DYSLEXIC children can get their education off to a flying start if they learn to read and write in Welsh rather than English, say experts.
Welsh is one of several languages where spelling and pronunciation are connected by consistent rules, which makes learning the basics simpler for the 10% of children thought to have some form of dyslexia.
But on the other hand, say academics at the University of Wales, Bangor, coping with the eccentric spelling that English uses is even harder for older dyslexics who had learned to write in Welsh than for dyslexics who start off with English.
They also warn that Welsh grammar is more confusing to dyslexics in some respects than English grammar is.
The effect of different languages on dyslexic children will be discussed at a conference in Bangor on Saturday, June 9.
One of the speakers will be Usha Goswami, professor of education at the University of Cambridge.
She will talk about how the rhyme and rhythm of nursery rhymes can influence the process of learning to read and spell words, and how this can be affected by dyslexia and by the language that is being learned.
In a session on bilingual teaching and dyslexia, people involved in research in Wales and abroad will be able to exchange information.
The conference is organised by the university’s dyslexia unit and its recently formed centre for the study of bilingualism.
Ann Cooke, acting co-director of the dyslexia unit, said, “If a language has a regular sound-to-spelling system, it is easier to learn for reading and, particularly, spelling.
“It’s easier to get the words off the page and probably to learn the words as well. Welsh is such a language, as are Italian and Spanish.
“English is much more complicated. Children learning both Welsh and English have no problem with the visual side. They can be dyslexic but the symptoms would be less pronounced.”
But she said children who started in Welsh could run into difficulties later.
“Our experience as teachers in the unit is we notice that dyslexic children go on using Welsh spellings for English for a long time.
“In the past they haven’t been picked up (as being dyslexic) until they’re nine or 10 – people said they were having trouble doing English spelling.
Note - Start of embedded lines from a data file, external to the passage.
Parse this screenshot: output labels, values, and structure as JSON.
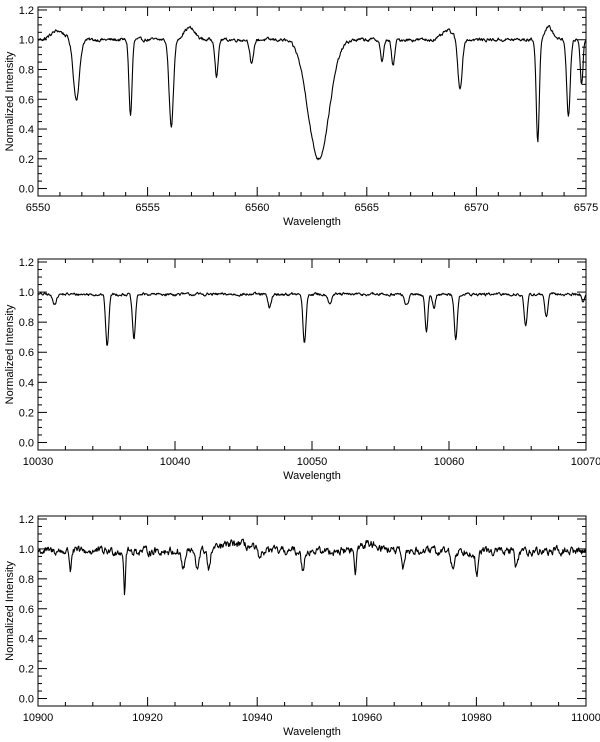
{
  "chart_data": [
    {
      "type": "line",
      "xlabel": "Wavelength",
      "ylabel": "Normalized Intensity",
      "xlim": [
        6550,
        6575
      ],
      "ylim": [
        -0.05,
        1.22
      ],
      "xticks": [
        6550,
        6555,
        6560,
        6565,
        6570,
        6575
      ],
      "yticks": [
        0.0,
        0.2,
        0.4,
        0.6,
        0.8,
        1.0,
        1.2
      ],
      "x_minor_step": 1,
      "y_minor_step": 0.05,
      "continuum": 1.0,
      "noise": 0.012,
      "lines": [
        {
          "center": 6551.75,
          "depth": 0.4,
          "width": 0.14
        },
        {
          "center": 6554.22,
          "depth": 0.51,
          "width": 0.07
        },
        {
          "center": 6556.08,
          "depth": 0.58,
          "width": 0.1
        },
        {
          "center": 6558.15,
          "depth": 0.25,
          "width": 0.07
        },
        {
          "center": 6559.75,
          "depth": 0.17,
          "width": 0.08
        },
        {
          "center": 6562.8,
          "depth": 0.8,
          "width": 0.48
        },
        {
          "center": 6565.7,
          "depth": 0.15,
          "width": 0.07
        },
        {
          "center": 6566.2,
          "depth": 0.18,
          "width": 0.07
        },
        {
          "center": 6569.25,
          "depth": 0.33,
          "width": 0.1
        },
        {
          "center": 6572.8,
          "depth": 0.69,
          "width": 0.07
        },
        {
          "center": 6574.2,
          "depth": 0.52,
          "width": 0.08
        },
        {
          "center": 6574.8,
          "depth": 0.3,
          "width": 0.06
        }
      ],
      "bumps": [
        {
          "center": 6550.9,
          "height": 0.06,
          "width": 0.3
        },
        {
          "center": 6556.9,
          "height": 0.08,
          "width": 0.25
        },
        {
          "center": 6568.7,
          "height": 0.06,
          "width": 0.25
        },
        {
          "center": 6573.3,
          "height": 0.08,
          "width": 0.2
        }
      ]
    },
    {
      "type": "line",
      "xlabel": "Wavelength",
      "ylabel": "Normalized Intensity",
      "xlim": [
        10030,
        10070
      ],
      "ylim": [
        -0.05,
        1.22
      ],
      "xticks": [
        10030,
        10040,
        10050,
        10060,
        10070
      ],
      "yticks": [
        0.0,
        0.2,
        0.4,
        0.6,
        0.8,
        1.0,
        1.2
      ],
      "x_minor_step": 2,
      "y_minor_step": 0.05,
      "continuum": 0.985,
      "noise": 0.01,
      "lines": [
        {
          "center": 10031.2,
          "depth": 0.06,
          "width": 0.15
        },
        {
          "center": 10035.05,
          "depth": 0.35,
          "width": 0.11
        },
        {
          "center": 10037.0,
          "depth": 0.3,
          "width": 0.11
        },
        {
          "center": 10046.9,
          "depth": 0.09,
          "width": 0.12
        },
        {
          "center": 10049.45,
          "depth": 0.33,
          "width": 0.11
        },
        {
          "center": 10051.3,
          "depth": 0.06,
          "width": 0.12
        },
        {
          "center": 10056.9,
          "depth": 0.07,
          "width": 0.15
        },
        {
          "center": 10058.35,
          "depth": 0.26,
          "width": 0.1
        },
        {
          "center": 10058.9,
          "depth": 0.09,
          "width": 0.1
        },
        {
          "center": 10060.5,
          "depth": 0.3,
          "width": 0.11
        },
        {
          "center": 10065.6,
          "depth": 0.22,
          "width": 0.11
        },
        {
          "center": 10067.1,
          "depth": 0.15,
          "width": 0.11
        },
        {
          "center": 10069.8,
          "depth": 0.05,
          "width": 0.1
        }
      ],
      "bumps": []
    },
    {
      "type": "line",
      "xlabel": "Wavelength",
      "ylabel": "Normalized Intensity",
      "xlim": [
        10900,
        11000
      ],
      "ylim": [
        -0.05,
        1.22
      ],
      "xticks": [
        10900,
        10920,
        10940,
        10960,
        10980,
        11000
      ],
      "yticks": [
        0.0,
        0.2,
        0.4,
        0.6,
        0.8,
        1.0,
        1.2
      ],
      "x_minor_step": 5,
      "y_minor_step": 0.05,
      "continuum": 0.985,
      "noise": 0.028,
      "lines": [
        {
          "center": 10905.9,
          "depth": 0.13,
          "width": 0.15
        },
        {
          "center": 10915.8,
          "depth": 0.28,
          "width": 0.15
        },
        {
          "center": 10926.5,
          "depth": 0.12,
          "width": 0.3
        },
        {
          "center": 10929.0,
          "depth": 0.12,
          "width": 0.3
        },
        {
          "center": 10931.2,
          "depth": 0.14,
          "width": 0.25
        },
        {
          "center": 10940.5,
          "depth": 0.08,
          "width": 0.3
        },
        {
          "center": 10948.3,
          "depth": 0.13,
          "width": 0.25
        },
        {
          "center": 10957.9,
          "depth": 0.18,
          "width": 0.2
        },
        {
          "center": 10966.6,
          "depth": 0.14,
          "width": 0.25
        },
        {
          "center": 10975.7,
          "depth": 0.12,
          "width": 0.3
        },
        {
          "center": 10980.1,
          "depth": 0.17,
          "width": 0.25
        },
        {
          "center": 10987.3,
          "depth": 0.1,
          "width": 0.3
        }
      ],
      "bumps": [
        {
          "center": 10936.0,
          "height": 0.05,
          "width": 2.5
        },
        {
          "center": 10960.5,
          "height": 0.05,
          "width": 2.0
        }
      ]
    }
  ]
}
A trained eye can see where the difficulties are in Welsh as well.”
Children’s progress in Welsh could also hit a snag as they move to more complex grammar.
“We’re beginning to think that Welsh children have more trouble with Welsh grammar than English children have with English grammar.
“One of my colleagues looked at the phrase, ‘He was running’ and found 23 variations in Welsh, counting a lot of obsolete ones.”
Welsh plurals were also inconsistent and confusing to dyslexics, she said.
Her advice to families with a history of dyslexia was only to send their children to Welsh-medium schools if at least one parent spoke Welsh.
Dyslexic children from non-Welsh-speaking homes could struggle with Welsh written work in secondary school and parents would not be able to help and support them effectively.
How English sentences would be written if the language used the strict phonetics of Welsh
Then he was a free man.
Dden hi wos ei ffri man.
The quick brown fox jumps over the lazy dog.
Ddy cwic brawn ffocs jymps owfer ddy leisi dog.
To be or not to be: that is the question.
Tw bi o not tw bi: ddat is ddy cwestiyn.
A little of what you fancy does you good
Ei lityl of wot iew ffansi dys iew gwd.